Ontario’s Green party on Wednesday unveiled a 10-year, multibillion-dollar strategy to build thousands of affordable homes, and to retrofit existing buildings to reduce their carbon emissions.
It’s the first major campaign commitment from Green Party Leader Mike Schreiner, who told iPolitics on Monday that housing affordability has been the number 1 concern cited by people he’s met “across age groups (and) income groups” while travelling the province.
“This being the first platform piece we release should clearly signal to people that housing affordability is a top priority for the Green Party going into the next election,” Schreiner said in an interview.
“We see this as an ambitious, comprehensive, but very doable plan, with components that can be immediately implemented, and with pieces we know we’ll have to implement over the next 10 years,” he added.
The plan would create affordable, sustainable, and connected communities, Schreiner said, and would make it easier for Canadians to buy their first home. He also wants the retrofitting of existing homes and buildings to be incentivized, and residents to be connected to amenities and services.
At the same time, the plan is designed to end chronic homelessness by building thousands of supportive housing units, and by developing an Indigenous-led strategy to build thousands Indigenous-owned homes in both rural and urban areas.
“We’ve looked at best practices around the world, and really tried to apply them to the Ontario context to address the housing-affordability crisis we’re facing,” Schreiner said. “Taking a housing-first approach increases the quality of life in communities for everyone.”

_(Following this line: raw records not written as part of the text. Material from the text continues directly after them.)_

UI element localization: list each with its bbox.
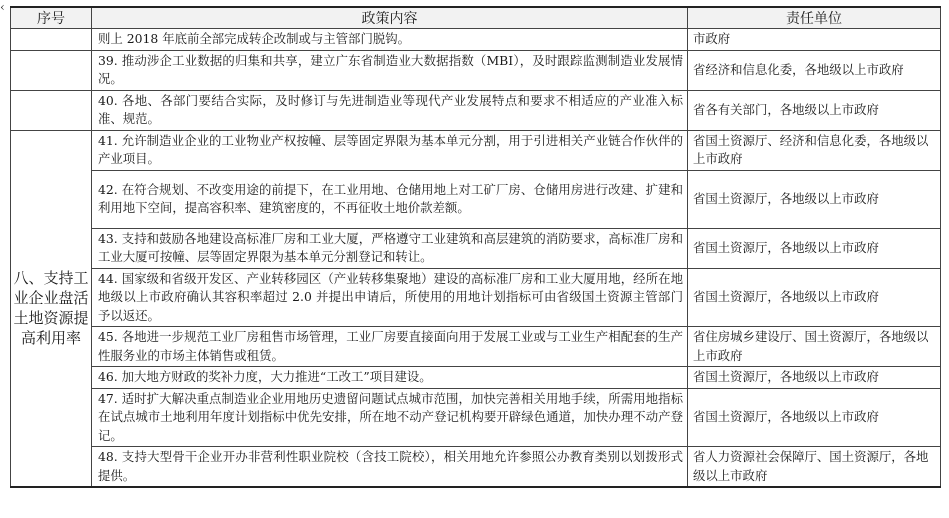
section-label: 八、支持工业企业盘活土地资源提高利用率 bbox=[11, 130, 92, 487]
policy-content: 47. 适时扩大解决重点制造业企业用地历史遗留问题试点城市范围，加快完善相关用地手续，所需用地指标在试点城市土地利用年度计划指标中优先安排，所在地不动产登记机构要开辟绿色通道，加快办理不动产登记。 bbox=[92, 388, 688, 447]
policy-content: 39. 推动涉企工业数据的归集和共享，建立广东省制造业大数据指数（MBI），及时跟踪监测制造业发展情况。 bbox=[92, 50, 688, 90]
responsible-unit: 省国土资源厅，各地级以上市政府 bbox=[688, 367, 941, 389]
policy-content: 则上 2018 年底前全部完成转企改制或与主管部门脱钩。 bbox=[92, 29, 688, 51]
responsible-unit: 省人力资源社会保障厅、国土资源厅，各地级以上市政府 bbox=[688, 447, 941, 488]
table-row bbox=[11, 50, 941, 90]
table-row bbox=[11, 130, 941, 170]
table-row bbox=[11, 29, 941, 51]
index-cell-empty bbox=[11, 50, 92, 90]
table-row bbox=[11, 170, 941, 228]
index-cell-empty bbox=[11, 90, 92, 130]
responsible-unit: 省住房城乡建设厅、国土资源厅，各地级以上市政府 bbox=[688, 327, 941, 367]
table-row bbox=[11, 447, 941, 488]
policy-content: 42. 在符合规划、不改变用途的前提下，在工业用地、仓储用地上对工矿厂房、仓储用房进行改建、扩建和利用地下空间，提高容积率、建筑密度的，不再征收土地价款差额。 bbox=[92, 170, 688, 228]
header-row bbox=[11, 7, 941, 29]
responsible-unit: 省国土资源厅、经济和信息化委，各地级以上市政府 bbox=[688, 130, 941, 170]
header-index: 序号 bbox=[11, 7, 92, 29]
header-content: 政策内容 bbox=[92, 7, 688, 29]
header-unit: 责任单位 bbox=[688, 7, 941, 29]
table-row bbox=[11, 268, 941, 327]
responsible-unit: 省国土资源厅，各地级以上市政府 bbox=[688, 170, 941, 228]
index-cell-empty bbox=[11, 29, 92, 51]
table-row bbox=[11, 327, 941, 367]
responsible-unit: 省国土资源厅，各地级以上市政府 bbox=[688, 388, 941, 447]
policy-content: 45. 各地进一步规范工业厂房租售市场管理，工业厂房要直接面向用于发展工业或与工业生产相配套的生产性服务业的市场主体销售或租赁。 bbox=[92, 327, 688, 367]
table-row bbox=[11, 228, 941, 268]
table-row bbox=[11, 90, 941, 130]
responsible-unit: 市政府 bbox=[688, 29, 941, 51]
table-row bbox=[11, 367, 941, 389]
policy-content: 40. 各地、各部门要结合实际，及时修订与先进制造业等现代产业发展特点和要求不相适应的产业准入标准、规范。 bbox=[92, 90, 688, 130]
responsible-unit: 省国土资源厅，各地级以上市政府 bbox=[688, 268, 941, 327]
policy-content: 41. 允许制造业企业的工业物业产权按幢、层等固定界限为基本单元分割，用于引进相关产业链合作伙伴的产业项目。 bbox=[92, 130, 688, 170]
responsible-unit: 省经济和信息化委，各地级以上市政府 bbox=[688, 50, 941, 90]
policy-content: 48. 支持大型骨干企业开办非营利性职业院校（含技工院校），相关用地允许参照公办教育类别以划拨形式提供。 bbox=[92, 447, 688, 488]
responsible-unit: 省国土资源厅，各地级以上市政府 bbox=[688, 228, 941, 268]
policy-content: 44. 国家级和省级开发区、产业转移园区（产业转移集聚地）建设的高标准厂房和工业大厦用地，经所在地地级以上市政府确认其容积率超过 2.0 并提出申请后，所使用的用地计划指标可由省级国土资源主管部门予以返还。 bbox=[92, 268, 688, 327]
edge-mark: ‹ bbox=[0, 0, 5, 14]
policy-content: 46. 加大地方财政的奖补力度，大力推进“工改工”项目建设。 bbox=[92, 367, 688, 389]
table-row bbox=[11, 388, 941, 447]
policy-table bbox=[10, 6, 941, 488]
responsible-unit: 省各有关部门，各地级以上市政府 bbox=[688, 90, 941, 130]
policy-content: 43. 支持和鼓励各地建设高标准厂房和工业大厦，严格遵守工业建筑和高层建筑的消防要求，高标准厂房和工业大厦可按幢、层等固定界限为基本单元分割登记和转让。 bbox=[92, 228, 688, 268]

If the plan is adopted, Ontario would spend $11.5 billion over 10 years to: build 100,000 affordable rental homes; restore 260,000 community housing units; provide seed funds for co-ops to build roughly 1,000 homes; and establish a portable housing benefit for 311,000 people, which allows a family to receive the benefit regardless of whether they’re housing situation changes.
The province would also spend $6.5 billion over 10 years to: build 60,000 permanent supportive-housing units; cover 50 per cent of municipal operating costs for shelters and community housing; and provide more money for women’s shelters and transitional housing for families in crisis.
Finally, the plan includes $174 million over 10 years to “support and provide security” for renters, as well as “additional pathways” to homeownership. A $5-billion, 10-year Green building program would provide an incentive to build net-zero-emissions housing and retrofit existing housing to reduce emissions.
The total cost of the plan is $23.5 billion.
In addition to housing and grants, the plan includes measures to: reduce urban sprawl while boosting conservation; shift the cost burden of shelters and affordable housing from municipalities to the province; and tackle the “financialization” of housing, which refers to people buying houses as assets and betting their value will increase.
Schreiner wants to strike a task force with all levels of government to craft regulations to limit speculation in the housing market. Now, more than ever, wealthy individuals are buying houses to hold as assets, not to live in, he said.
“We’re starting to see … reports about the large number of homes in places like Toronto, Mississauga, and Peel Region that are simply vacant; not only condos, but also single-family homes,” Schreiner said.
His party proposes increasing and applying the tax to all speculators, not just foreign buyers. He would also introduce a vacancy tax.
“We have a housing-affordability crisis (that’s) been building and building and building, and now it’s at a breaking point,” he said.
“(People) want to be in livable, affordable communities … where you have an affordable place to live near where you work, and near the local businesses you support, and one that is sustainable and doesn’t pave over the farmland that feeds us, the wetlands that protect us, or the places that we love.”